Amazon.com plans to deliver packages to customers using unmanned aerial vehicles in 30 minutes or less.

“It looks like science fiction, but it’s real,” Amazon said on its website. Its Prime Air service, powered by drones, will be ready from a technology point of view to enter commercial operations as soon as the necessary regulations are in place, it said. The company’s research and development team is already working on the new delivery method.

Amazon’s plans, however, will depend on rules for civilian unmanned aircraft from the US Federal Aviation Administration, which it expects by 2015. “We will be ready at that time,” it added.

The FAA indicated last month that the development and implementation of operational and certification requirements for the operation of public unmanned aircraft systems in the national airspace system is planned for not later than 31 December 2015. It recently released a roadmap for the integration of civil unmanned aircraft systems in the national airspace.

The Amazon drones will be able to deliver 2.3kg packages, which account for about 86% of items delivered by the company, CEO Jeff Bezos said in an interview on CBS TV news show 60 Minutes.
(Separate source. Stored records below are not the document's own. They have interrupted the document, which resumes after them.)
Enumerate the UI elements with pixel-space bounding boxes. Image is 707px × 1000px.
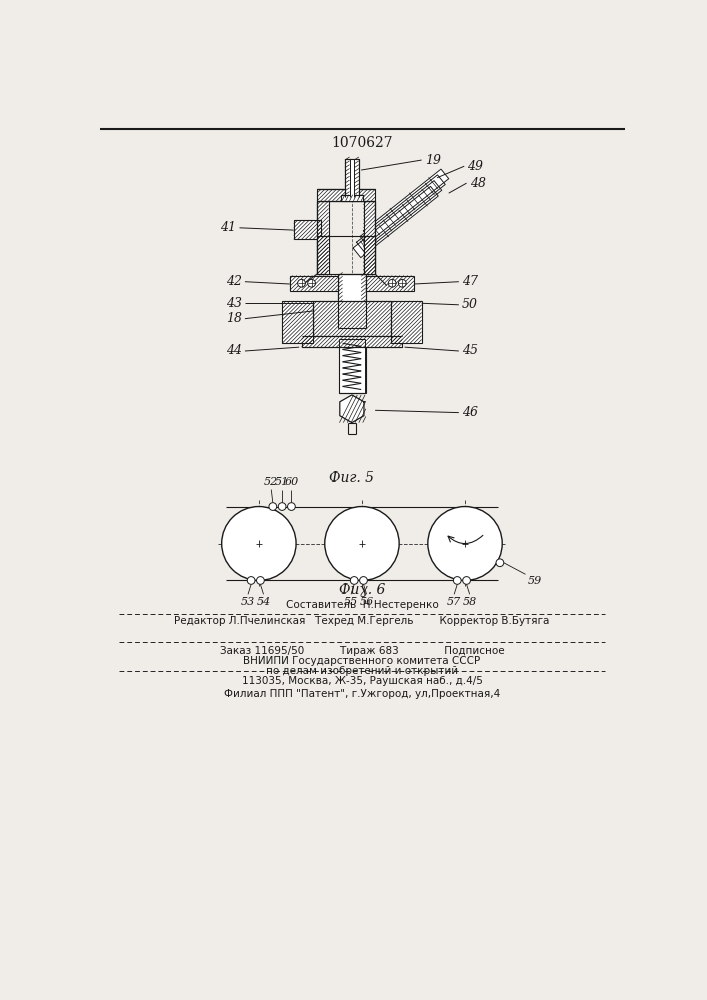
Text: 113035, Москва, Ж-35, Раушская наб., д.4/5: 113035, Москва, Ж-35, Раушская наб., д.4…	[242, 676, 482, 686]
Text: 49: 49	[467, 160, 484, 173]
Bar	[282, 301, 313, 343]
Text: 53: 53	[241, 597, 255, 607]
Polygon shape	[340, 395, 364, 423]
Text: 43: 43	[226, 297, 242, 310]
Circle shape	[298, 279, 305, 287]
Bar	[313, 301, 391, 336]
Bar	[366, 276, 414, 291]
Circle shape	[288, 503, 296, 510]
Text: 48: 48	[469, 177, 486, 190]
Bar	[317, 235, 329, 274]
Text: 55: 55	[344, 597, 358, 607]
Bar	[317, 201, 329, 274]
Bar	[282, 301, 313, 343]
Bar	[349, 158, 354, 197]
Bar	[290, 276, 338, 291]
Bar	[363, 235, 375, 274]
Circle shape	[398, 279, 406, 287]
Text: 59: 59	[528, 576, 542, 586]
Circle shape	[428, 507, 502, 580]
Text: 54: 54	[257, 597, 271, 607]
Bar	[363, 201, 375, 274]
Bar	[293, 220, 321, 239]
Bar	[341, 195, 363, 201]
Text: 52: 52	[264, 477, 279, 487]
Text: 18: 18	[226, 312, 242, 325]
Bar	[339, 339, 366, 393]
Bar	[301, 336, 402, 347]
Text: Фиг. 5: Фиг. 5	[329, 471, 375, 485]
Circle shape	[388, 279, 396, 287]
Bar	[290, 276, 338, 291]
Text: 58: 58	[462, 597, 477, 607]
Bar	[317, 189, 375, 201]
Circle shape	[257, 577, 264, 584]
Bar	[317, 201, 329, 274]
Text: 44: 44	[226, 344, 242, 358]
Text: Филиал ППП "Патент", г.Ужгород, ул,Проектная,4: Филиал ППП "Патент", г.Ужгород, ул,Проек…	[224, 689, 500, 699]
Bar	[391, 301, 421, 343]
Circle shape	[360, 577, 368, 584]
Bar	[345, 158, 359, 197]
Bar	[293, 220, 321, 239]
Text: 19: 19	[425, 154, 440, 167]
Text: Редактор Л.Пчелинская   Техред М.Гергель        Корректор В.Бутяга: Редактор Л.Пчелинская Техред М.Гергель К…	[174, 615, 549, 626]
Bar	[391, 301, 421, 343]
Bar	[317, 235, 329, 274]
Text: 56: 56	[359, 597, 374, 607]
Circle shape	[222, 507, 296, 580]
Polygon shape	[360, 175, 445, 246]
Circle shape	[325, 507, 399, 580]
Text: 50: 50	[462, 298, 478, 311]
Circle shape	[247, 577, 255, 584]
Circle shape	[462, 577, 470, 584]
Polygon shape	[353, 186, 438, 258]
Text: Фиɣ. 6: Фиɣ. 6	[339, 583, 385, 597]
Text: Составитель  Н.Нестеренко: Составитель Н.Нестеренко	[286, 600, 438, 610]
Circle shape	[453, 577, 461, 584]
Text: 41: 41	[221, 221, 236, 234]
Text: 57: 57	[447, 597, 461, 607]
Text: 47: 47	[462, 275, 478, 288]
Bar	[363, 201, 375, 274]
Text: по делам изобретений и открытий: по делам изобретений и открытий	[266, 666, 458, 676]
Bar	[338, 274, 366, 328]
Text: ВНИИПИ Государственного комитета СССР: ВНИИПИ Государственного комитета СССР	[243, 656, 481, 666]
Circle shape	[279, 503, 286, 510]
Text: 42: 42	[226, 275, 242, 288]
Polygon shape	[363, 169, 449, 240]
Circle shape	[496, 559, 504, 567]
Bar	[301, 336, 402, 347]
Text: 1070627: 1070627	[331, 136, 393, 150]
Polygon shape	[356, 181, 442, 252]
Text: 60: 60	[284, 477, 298, 487]
Bar	[317, 189, 375, 201]
Circle shape	[269, 503, 276, 510]
Bar	[366, 276, 414, 291]
Circle shape	[308, 279, 315, 287]
Bar	[363, 235, 375, 274]
Bar	[313, 301, 391, 336]
Text: 46: 46	[462, 406, 478, 419]
Text: Заказ 11695/50           Тираж 683              Подписное: Заказ 11695/50 Тираж 683 Подписное	[220, 646, 504, 656]
Text: 45: 45	[462, 344, 478, 358]
Text: 51: 51	[275, 477, 289, 487]
Circle shape	[351, 577, 358, 584]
The electric-powered drones will be able to deliver packages within a 10-mile radius from a company fulfillment center, he said. The drones follow instructions based on GPS coordinates of the delivery location, Bezos said.

Putting Prime Air into commercial use will take some number of years as the company advances the technology and waits for the necessary FAA rules and regulations, the company said on its website. But “one day, Prime Air vehicles will be as normal as seeing mail trucks on the road today,” the company said.

The vehicles will be built with multiple redundancies and designed to commercial aviation standards, Amazon said.

The online retailer was the most visited retail property during the Black Friday holiday shopping in the US last week, followed by eBay and Walmart, according to digital measurement and analytics firm comScore.

Amazon has been adding new programs to speed up delivery of packages to customers. The company announced last month that it tied with the US Postal Service to deliver packages on Sundays to its customers. The company said it would start the service in Los Angeles and New York, with plans to roll out to “a large portion” of the US population by 2014. In 2009, it introduced a same-day delivery service, called Local Express Delivery, for select locations.